Jurus Reflasi 200 Triliun: Purbaya All Out, Ekonomi RI Siap Meledak atau Melempem?

Jakarta – Menteri Keuangan Purbaya Yudhi Sadewa tengah menyiapkan langkah besar yang berpotensi mengubah arah ekonomi Indonesia. Ia mengumumkan akan memindahkan dana jumbo Rp 200 triliun dari Bank Indonesia ke sistem perbankan nasional. Langkah ini, menurutnya, adalah cara tercepat untuk menghidupkan kembali mesin ekonomi yang selama bertahun-tahun berjalan pincang.
“Selama ini, hanya pemerintah yang bekerja. Sementara 90% ekonomi kita yang digerakkan swasta justru melambat,” ujar Purbaya dalam rapat bersama DPR, awal September lalu.
Dana segar ini diharapkan bisa menjadi bensin baru bagi sektor swasta untuk memperluas usaha, membuka lapangan kerja, serta menciptakan aset dan nilai tambah baru bagi Produk Domestik Bruto (PDB).
BI dan Menkeu Kompak Gaspol
Gubernur BI Perry Warjiyo menyambut langkah Menkeu dengan nada optimistis. Menurutnya, pertumbuhan ekonomi memang masih di bawah kapasitas, sehingga butuh dorongan tambahan dari sisi fiskal maupun moneter.
“Kami menyambut baik kebijakan fiskal yang ekspansif. Pemindahan dana pemerintah ke perbankan akan memperkuat upaya bersama mendorong pertumbuhan,” kata Perry. Ia menegaskan BI juga sudah all out melalui pembelian SBN hingga Rp217 triliun dan menjaga likuiditas di pasar.
Kompaknya kebijakan fiskal dan moneter ini menandakan bahwa pemerintah dan bank sentral tengah seirama, sama-sama fokus mendorong pertumbuhan tanpa melupakan stabilitas.
Ekonom: Purbaya Sang “Menteri Reflasi”
Langkah Purbaya dinilai sejumlah ekonom sebagai upaya reflasi, yaitu strategi meningkatkan permintaan agregat dengan suntikan belanja besar-besaran.

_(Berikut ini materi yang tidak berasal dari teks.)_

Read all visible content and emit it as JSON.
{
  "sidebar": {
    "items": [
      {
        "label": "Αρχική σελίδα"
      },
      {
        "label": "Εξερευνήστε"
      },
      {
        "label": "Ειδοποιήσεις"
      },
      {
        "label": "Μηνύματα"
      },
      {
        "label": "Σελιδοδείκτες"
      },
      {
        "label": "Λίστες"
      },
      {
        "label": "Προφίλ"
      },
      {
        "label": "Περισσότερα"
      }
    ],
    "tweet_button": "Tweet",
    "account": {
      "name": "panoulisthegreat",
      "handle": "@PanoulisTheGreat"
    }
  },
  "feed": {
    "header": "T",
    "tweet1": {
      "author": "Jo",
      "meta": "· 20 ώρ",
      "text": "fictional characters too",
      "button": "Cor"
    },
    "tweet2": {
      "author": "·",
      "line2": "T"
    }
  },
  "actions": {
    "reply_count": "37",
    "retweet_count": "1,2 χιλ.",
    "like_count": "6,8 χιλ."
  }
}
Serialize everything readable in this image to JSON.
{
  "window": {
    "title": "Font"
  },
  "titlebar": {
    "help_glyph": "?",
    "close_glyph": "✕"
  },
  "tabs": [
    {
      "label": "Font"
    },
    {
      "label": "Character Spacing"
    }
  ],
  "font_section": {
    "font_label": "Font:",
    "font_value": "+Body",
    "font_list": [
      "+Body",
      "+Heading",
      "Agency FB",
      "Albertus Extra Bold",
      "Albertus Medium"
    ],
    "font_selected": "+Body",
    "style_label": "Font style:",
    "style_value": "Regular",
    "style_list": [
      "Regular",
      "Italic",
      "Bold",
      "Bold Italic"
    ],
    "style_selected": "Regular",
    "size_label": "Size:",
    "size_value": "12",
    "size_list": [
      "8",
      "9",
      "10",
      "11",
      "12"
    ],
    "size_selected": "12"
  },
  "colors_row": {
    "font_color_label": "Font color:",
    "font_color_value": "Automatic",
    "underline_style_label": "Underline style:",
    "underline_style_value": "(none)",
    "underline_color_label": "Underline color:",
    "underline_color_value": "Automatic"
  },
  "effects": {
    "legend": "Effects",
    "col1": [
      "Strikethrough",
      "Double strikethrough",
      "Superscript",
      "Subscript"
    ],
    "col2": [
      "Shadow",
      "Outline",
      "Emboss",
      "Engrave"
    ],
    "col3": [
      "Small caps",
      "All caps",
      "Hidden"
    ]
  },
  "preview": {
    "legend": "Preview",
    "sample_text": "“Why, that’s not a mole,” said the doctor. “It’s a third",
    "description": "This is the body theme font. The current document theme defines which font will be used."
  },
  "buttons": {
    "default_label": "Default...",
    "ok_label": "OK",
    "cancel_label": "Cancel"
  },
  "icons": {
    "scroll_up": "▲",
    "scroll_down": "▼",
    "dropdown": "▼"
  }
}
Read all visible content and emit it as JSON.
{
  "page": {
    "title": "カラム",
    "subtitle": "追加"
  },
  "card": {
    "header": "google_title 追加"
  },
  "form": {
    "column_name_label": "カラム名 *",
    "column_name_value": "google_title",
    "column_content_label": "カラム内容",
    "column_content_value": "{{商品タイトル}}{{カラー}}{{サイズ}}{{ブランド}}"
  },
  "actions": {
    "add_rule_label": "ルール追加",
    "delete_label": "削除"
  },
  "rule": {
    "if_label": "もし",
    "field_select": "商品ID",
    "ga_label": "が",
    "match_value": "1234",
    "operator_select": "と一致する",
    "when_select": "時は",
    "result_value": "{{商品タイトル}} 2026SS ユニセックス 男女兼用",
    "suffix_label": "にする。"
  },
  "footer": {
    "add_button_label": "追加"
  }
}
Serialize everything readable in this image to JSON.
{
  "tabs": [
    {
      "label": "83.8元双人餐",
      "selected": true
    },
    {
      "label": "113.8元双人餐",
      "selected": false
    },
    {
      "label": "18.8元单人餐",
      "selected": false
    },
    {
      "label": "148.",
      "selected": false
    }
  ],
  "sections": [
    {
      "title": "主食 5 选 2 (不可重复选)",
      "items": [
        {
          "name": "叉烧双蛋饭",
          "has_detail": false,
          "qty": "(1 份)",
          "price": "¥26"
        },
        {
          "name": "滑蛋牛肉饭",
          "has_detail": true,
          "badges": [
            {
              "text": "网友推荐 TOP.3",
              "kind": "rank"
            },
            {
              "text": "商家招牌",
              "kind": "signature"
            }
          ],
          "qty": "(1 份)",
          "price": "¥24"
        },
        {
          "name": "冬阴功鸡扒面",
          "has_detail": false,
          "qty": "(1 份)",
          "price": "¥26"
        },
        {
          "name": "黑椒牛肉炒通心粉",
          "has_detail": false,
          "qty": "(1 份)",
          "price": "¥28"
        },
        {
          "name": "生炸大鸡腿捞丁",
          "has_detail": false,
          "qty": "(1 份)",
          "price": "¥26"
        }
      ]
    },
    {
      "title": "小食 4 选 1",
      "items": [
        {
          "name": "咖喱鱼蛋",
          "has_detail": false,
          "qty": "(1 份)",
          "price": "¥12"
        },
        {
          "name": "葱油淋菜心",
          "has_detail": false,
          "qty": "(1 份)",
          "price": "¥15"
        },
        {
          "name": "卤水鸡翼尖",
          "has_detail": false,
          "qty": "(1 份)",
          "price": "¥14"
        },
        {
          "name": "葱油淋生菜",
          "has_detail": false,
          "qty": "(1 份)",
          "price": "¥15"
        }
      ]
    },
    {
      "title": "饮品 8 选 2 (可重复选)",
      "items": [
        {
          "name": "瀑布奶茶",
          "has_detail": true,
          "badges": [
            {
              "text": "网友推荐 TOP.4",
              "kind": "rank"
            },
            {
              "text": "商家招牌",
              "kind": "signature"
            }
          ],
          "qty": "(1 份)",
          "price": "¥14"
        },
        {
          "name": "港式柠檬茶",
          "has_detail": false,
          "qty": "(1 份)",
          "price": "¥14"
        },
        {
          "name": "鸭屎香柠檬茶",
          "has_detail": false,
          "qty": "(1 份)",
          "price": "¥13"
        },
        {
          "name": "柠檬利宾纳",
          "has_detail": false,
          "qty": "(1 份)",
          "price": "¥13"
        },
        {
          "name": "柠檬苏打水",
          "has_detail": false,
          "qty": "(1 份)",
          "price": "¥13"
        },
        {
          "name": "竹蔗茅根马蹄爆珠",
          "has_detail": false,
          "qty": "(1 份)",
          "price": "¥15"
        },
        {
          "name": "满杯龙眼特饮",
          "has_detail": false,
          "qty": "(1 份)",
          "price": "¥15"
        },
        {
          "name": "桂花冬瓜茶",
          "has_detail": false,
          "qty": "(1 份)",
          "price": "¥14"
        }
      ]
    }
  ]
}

Chief Economist Trimegah Sekuritas, Fakhrul Fulvian, bahkan menyebut Purbaya sebagai “Menteri Reflasi”. Menurutnya, selama ini kebijakan ekonomi Indonesia terlalu kaku menjaga stabilitas sehingga pertumbuhan berjalan setengah hati. Dampaknya, banyak rakyat tidak benar-benar merasakan hasil pertumbuhan.
Fakhrul menekankan bahwa penempatan dana Rp 200 triliun di bank hanyalah langkah awal. Pemerintah harus cepat merealisasikan belanja berkualitas, misalnya untuk program padat karya, pembangunan rumah, koperasi, hingga insentif bagi perusahaan yang merekrut pekerja baru. “Kalau rakyat langsung merasakan peningkatan daya beli, roda ekonomi akan berputar cepat,” ujarnya.
Ia juga menyinggung bahwa kebijakan reflasi bukan hal baru. Amerika Serikat sukses melakukannya di era Depresi 1930-an, sementara Jepang menerapkannya lewat Abenomics.
Saran untuk Menkeu Purbaya
Langkah Rp200 triliun ini memang berani, tetapi tantangan sebenarnya ada di eksekusi. Agar kebijakan reflasi benar-benar berhasil, ada beberapa catatan yang penting:
- Pastikan penyaluran dana tepat sasaran. Dana jangan hanya berhenti di bank, tetapi benar-benar mengalir ke sektor produktif yang menciptakan lapangan kerja.
- Perkuat komunikasi lintas lembaga. Koordinasi erat antara Kemenkeu, BI, dan kementerian teknis lain wajib dilakukan agar kebijakan fiskal dan moneter tidak saling bertabrakan.
- Fokus ke program cepat berdampak. Belanja untuk padat karya, koperasi, dan perumahan rakyat akan langsung menyentuh masyarakat bawah dan meningkatkan daya beli.
- Jangan terjebak euforia. Momentum reflasi harus diikuti disiplin anggaran jangka menengah agar tidak menimbulkan risiko inflasi liar atau utang yang membengkak.
Jika semua ini dijalankan dengan konsisten, jurus reflasi Rp 200 triliun Purbaya bisa menjadi titik balik besar bagi ekonomi Indonesia — dari sekadar “tumbuh” menjadi benar-benar “berputar” untuk rakyat.